Committed to the school motto, “A sound mind in a sound body,” The Winsor School’s new mixed-use facility serves as the home for the performing arts, athletics, and wellness education at the center of the school’s historic campus. The project features a new 515-seat theater, which serves as the school’s main assembly space, as well as major athletic and recreation facilities, including a two-court gymnasium, five squash courts, and physical education spaces. Other program elements include rehearsal and teaching areas for drama, dance, music, and health and wellness.
The Electrical and Computer Engineering Department at the University of Illinois Urbana-Champaign consistently ranks amongst the top five engineering programs in the country. Known for groundbreaking research and technological innovations, the department needed a new home that reflected the program prestige by becoming the most sustainable laboratory classroom in the world. The 230,000-square foot building was designed with maximum energy efficiency in mind, eventually reaching a Net Zero Energy rating. This is an incredible feat, considering that to date the Department of Energy has classified only 10 U.S. facilities as net-zero energy buildings, each less than 15,000-square foot.
The genesis for the new Neural and Behavioral Sciences (NBS) building is the acknowledgment that the study of complex behaviors will be a fundamental focus of life sciences in the 21st century. The NBS building strongly identifies itself as an iconic gateway into campus and celebrates a new life sciences precinct by defining a new academic quadrangle.
The jury for the 2017 Educational Facility Design Awards includes: Brian G. Minnich, AIA (Chair), GWWO Inc./Architects; Alissa Harrington, John Hopkins University School of Education; Jenine Kotob, Assoc, AIA, Quinn Evans Architects; Philip Poinelli, FAIA, SMMA / Architects; and Brandi Rickels, Lake|Flato Architects.

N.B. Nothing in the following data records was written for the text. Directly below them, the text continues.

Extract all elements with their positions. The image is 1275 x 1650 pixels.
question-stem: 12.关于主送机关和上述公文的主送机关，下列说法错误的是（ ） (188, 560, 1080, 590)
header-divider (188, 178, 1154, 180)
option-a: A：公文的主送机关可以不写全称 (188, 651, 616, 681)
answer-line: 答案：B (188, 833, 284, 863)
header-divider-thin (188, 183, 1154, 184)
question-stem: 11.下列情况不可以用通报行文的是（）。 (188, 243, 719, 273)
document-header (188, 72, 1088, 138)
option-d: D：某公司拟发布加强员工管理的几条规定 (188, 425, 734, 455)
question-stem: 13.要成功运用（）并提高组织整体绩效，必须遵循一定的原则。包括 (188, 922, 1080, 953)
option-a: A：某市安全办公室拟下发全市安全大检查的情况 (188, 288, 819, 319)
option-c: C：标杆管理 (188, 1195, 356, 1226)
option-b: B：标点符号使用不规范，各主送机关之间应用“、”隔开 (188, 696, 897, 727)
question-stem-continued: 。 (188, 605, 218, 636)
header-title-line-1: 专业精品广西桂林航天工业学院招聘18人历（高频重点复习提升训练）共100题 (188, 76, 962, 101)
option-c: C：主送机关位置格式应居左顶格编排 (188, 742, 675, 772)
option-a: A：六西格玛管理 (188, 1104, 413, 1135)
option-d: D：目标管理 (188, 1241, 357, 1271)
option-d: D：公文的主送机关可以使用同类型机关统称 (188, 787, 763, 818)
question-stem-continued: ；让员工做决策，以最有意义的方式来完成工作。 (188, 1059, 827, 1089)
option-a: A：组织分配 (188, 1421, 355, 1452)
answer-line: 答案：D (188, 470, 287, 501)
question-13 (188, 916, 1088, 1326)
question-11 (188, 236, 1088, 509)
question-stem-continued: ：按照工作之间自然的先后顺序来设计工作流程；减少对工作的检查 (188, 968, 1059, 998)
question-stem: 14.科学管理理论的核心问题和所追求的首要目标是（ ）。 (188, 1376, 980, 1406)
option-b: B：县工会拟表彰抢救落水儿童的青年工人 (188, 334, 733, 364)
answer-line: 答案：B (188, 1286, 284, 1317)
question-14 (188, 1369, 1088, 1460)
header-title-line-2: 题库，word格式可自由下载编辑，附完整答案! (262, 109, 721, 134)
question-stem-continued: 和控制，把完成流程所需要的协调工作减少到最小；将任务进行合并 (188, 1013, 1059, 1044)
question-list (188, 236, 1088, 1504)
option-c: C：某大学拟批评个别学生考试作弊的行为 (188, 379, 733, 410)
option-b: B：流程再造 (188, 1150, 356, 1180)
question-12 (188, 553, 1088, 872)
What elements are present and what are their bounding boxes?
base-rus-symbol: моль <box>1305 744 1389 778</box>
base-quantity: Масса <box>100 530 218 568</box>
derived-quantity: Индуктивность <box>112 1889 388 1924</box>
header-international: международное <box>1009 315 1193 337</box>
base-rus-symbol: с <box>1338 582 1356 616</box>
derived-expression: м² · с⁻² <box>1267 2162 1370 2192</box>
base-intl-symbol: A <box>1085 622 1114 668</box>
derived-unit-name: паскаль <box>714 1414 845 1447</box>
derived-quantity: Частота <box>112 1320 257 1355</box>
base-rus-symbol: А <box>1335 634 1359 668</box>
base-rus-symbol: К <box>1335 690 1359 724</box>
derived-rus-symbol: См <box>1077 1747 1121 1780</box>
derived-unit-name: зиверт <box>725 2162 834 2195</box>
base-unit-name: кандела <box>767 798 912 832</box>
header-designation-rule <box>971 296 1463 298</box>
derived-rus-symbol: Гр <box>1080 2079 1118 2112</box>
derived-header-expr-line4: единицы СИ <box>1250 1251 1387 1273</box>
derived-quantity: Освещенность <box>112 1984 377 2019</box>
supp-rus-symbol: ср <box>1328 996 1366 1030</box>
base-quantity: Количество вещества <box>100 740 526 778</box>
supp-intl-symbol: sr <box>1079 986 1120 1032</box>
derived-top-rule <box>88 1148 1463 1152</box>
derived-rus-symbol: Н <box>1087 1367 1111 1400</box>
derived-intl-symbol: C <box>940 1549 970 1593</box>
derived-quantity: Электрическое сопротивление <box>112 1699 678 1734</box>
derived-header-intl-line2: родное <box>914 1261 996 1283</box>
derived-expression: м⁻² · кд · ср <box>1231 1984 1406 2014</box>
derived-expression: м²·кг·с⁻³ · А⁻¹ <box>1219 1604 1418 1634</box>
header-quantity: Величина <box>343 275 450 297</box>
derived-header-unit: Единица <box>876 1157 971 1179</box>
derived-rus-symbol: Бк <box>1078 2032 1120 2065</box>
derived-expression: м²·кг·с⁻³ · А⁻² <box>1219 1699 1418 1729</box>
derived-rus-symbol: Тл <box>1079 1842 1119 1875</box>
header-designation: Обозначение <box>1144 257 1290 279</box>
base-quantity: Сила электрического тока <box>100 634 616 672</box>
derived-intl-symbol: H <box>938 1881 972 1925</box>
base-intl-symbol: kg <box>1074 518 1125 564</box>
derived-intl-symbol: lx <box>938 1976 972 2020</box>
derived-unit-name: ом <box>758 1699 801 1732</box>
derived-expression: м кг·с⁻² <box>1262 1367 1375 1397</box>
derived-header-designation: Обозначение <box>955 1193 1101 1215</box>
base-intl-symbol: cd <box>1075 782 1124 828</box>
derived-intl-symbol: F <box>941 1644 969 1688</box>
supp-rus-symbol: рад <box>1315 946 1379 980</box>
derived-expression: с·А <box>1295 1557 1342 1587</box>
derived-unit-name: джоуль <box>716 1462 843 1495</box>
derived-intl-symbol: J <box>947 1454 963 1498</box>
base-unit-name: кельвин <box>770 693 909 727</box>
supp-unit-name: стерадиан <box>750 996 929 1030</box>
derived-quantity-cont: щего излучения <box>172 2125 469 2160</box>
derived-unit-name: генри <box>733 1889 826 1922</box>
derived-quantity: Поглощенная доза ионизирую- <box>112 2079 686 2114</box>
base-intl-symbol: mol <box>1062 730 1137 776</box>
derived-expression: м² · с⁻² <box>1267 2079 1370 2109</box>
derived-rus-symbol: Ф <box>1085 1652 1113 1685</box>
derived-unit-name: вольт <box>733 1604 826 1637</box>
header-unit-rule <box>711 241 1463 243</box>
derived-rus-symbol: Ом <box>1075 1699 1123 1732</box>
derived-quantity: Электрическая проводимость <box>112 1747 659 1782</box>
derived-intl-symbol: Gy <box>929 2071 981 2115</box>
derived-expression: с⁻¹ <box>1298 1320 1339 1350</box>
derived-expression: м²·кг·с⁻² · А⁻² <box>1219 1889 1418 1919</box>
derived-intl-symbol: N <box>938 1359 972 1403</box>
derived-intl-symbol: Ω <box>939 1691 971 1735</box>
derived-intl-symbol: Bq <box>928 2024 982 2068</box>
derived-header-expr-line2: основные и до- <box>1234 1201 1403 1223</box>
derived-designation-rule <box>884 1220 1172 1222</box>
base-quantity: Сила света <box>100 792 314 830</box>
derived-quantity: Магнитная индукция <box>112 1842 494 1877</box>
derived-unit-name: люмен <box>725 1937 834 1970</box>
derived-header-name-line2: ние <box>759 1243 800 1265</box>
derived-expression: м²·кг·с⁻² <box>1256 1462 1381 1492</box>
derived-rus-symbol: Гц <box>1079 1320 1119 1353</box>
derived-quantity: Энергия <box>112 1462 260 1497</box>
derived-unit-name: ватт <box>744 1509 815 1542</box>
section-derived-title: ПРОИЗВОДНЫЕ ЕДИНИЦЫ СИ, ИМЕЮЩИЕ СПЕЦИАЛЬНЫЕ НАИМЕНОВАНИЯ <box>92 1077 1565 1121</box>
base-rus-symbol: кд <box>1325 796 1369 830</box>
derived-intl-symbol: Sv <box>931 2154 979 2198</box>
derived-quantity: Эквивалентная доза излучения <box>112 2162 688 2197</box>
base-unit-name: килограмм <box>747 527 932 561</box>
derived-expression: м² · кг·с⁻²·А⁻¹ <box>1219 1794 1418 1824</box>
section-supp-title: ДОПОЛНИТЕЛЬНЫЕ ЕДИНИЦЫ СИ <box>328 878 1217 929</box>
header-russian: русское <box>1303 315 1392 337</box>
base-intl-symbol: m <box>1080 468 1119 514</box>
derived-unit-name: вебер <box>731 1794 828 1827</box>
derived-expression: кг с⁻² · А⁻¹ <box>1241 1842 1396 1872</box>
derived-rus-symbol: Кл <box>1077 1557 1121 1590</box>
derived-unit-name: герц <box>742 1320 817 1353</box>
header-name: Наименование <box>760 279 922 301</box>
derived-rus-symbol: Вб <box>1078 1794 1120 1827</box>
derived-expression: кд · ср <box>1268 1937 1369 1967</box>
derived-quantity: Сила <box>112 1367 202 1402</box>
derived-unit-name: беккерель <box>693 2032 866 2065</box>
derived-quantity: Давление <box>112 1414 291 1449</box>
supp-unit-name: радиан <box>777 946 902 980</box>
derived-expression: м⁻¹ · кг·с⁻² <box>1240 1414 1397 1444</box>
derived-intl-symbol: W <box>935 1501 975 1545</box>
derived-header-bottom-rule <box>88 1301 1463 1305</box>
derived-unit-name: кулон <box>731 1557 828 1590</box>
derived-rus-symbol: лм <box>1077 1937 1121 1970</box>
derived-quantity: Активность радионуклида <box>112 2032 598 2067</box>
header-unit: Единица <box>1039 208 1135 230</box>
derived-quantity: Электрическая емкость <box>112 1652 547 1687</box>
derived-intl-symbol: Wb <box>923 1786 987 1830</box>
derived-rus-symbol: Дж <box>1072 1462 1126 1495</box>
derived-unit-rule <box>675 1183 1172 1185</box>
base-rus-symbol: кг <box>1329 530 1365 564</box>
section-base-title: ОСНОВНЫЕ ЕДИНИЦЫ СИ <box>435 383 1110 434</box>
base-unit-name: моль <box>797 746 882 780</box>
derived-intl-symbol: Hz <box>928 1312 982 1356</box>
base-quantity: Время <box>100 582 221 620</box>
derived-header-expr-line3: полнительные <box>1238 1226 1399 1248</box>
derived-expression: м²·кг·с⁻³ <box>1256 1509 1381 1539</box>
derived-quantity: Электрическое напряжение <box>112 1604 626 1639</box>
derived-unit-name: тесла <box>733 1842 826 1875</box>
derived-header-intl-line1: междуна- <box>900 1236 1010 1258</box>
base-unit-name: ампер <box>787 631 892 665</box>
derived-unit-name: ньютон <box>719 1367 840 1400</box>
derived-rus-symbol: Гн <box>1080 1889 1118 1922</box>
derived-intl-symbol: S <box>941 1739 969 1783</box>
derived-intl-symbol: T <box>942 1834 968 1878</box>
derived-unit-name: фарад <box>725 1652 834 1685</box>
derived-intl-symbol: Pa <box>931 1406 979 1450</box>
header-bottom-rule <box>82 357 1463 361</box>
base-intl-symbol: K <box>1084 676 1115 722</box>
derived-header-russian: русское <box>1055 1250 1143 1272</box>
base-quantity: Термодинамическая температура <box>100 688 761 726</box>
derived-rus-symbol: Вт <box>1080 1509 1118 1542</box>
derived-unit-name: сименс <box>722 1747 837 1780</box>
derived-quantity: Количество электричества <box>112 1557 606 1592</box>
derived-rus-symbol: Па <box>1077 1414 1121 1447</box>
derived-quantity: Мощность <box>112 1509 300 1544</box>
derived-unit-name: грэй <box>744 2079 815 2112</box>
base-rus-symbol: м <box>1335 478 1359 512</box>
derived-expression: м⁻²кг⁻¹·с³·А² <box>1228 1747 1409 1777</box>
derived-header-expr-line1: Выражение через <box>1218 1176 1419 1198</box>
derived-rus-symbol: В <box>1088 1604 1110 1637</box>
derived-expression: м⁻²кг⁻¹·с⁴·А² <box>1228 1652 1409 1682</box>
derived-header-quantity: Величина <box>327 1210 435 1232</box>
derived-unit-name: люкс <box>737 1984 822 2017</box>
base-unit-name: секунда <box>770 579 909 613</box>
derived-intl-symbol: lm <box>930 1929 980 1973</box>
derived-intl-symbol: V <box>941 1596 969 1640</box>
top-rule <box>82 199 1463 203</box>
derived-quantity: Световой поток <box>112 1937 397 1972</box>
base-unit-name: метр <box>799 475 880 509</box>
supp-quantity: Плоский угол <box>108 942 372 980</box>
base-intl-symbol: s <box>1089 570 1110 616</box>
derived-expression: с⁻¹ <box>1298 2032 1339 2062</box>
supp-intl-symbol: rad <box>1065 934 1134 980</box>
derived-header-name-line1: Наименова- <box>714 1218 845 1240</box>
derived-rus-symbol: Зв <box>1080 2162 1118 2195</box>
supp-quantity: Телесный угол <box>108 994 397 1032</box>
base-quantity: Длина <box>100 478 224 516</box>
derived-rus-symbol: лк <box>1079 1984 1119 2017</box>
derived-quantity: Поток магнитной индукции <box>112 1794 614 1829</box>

About The American Institute of Architects
Founded in 1857, The American Institute of Architects consistently works to create more valuable, healthy, secure, and sustainable buildings, neighborhoods, and communities. Through nearly 300 state and local chapters, AIA advocates for public policies that promote economic vitality and public wellbeing. Members adhere to a code of ethics and conduct to ensure the highest professional standards. AIA provides members with tools and resources to assist them in their careers and business as well as engaging civic and government leaders and the public to find solutions to pressing issues facing our communities, institutions, nation and world.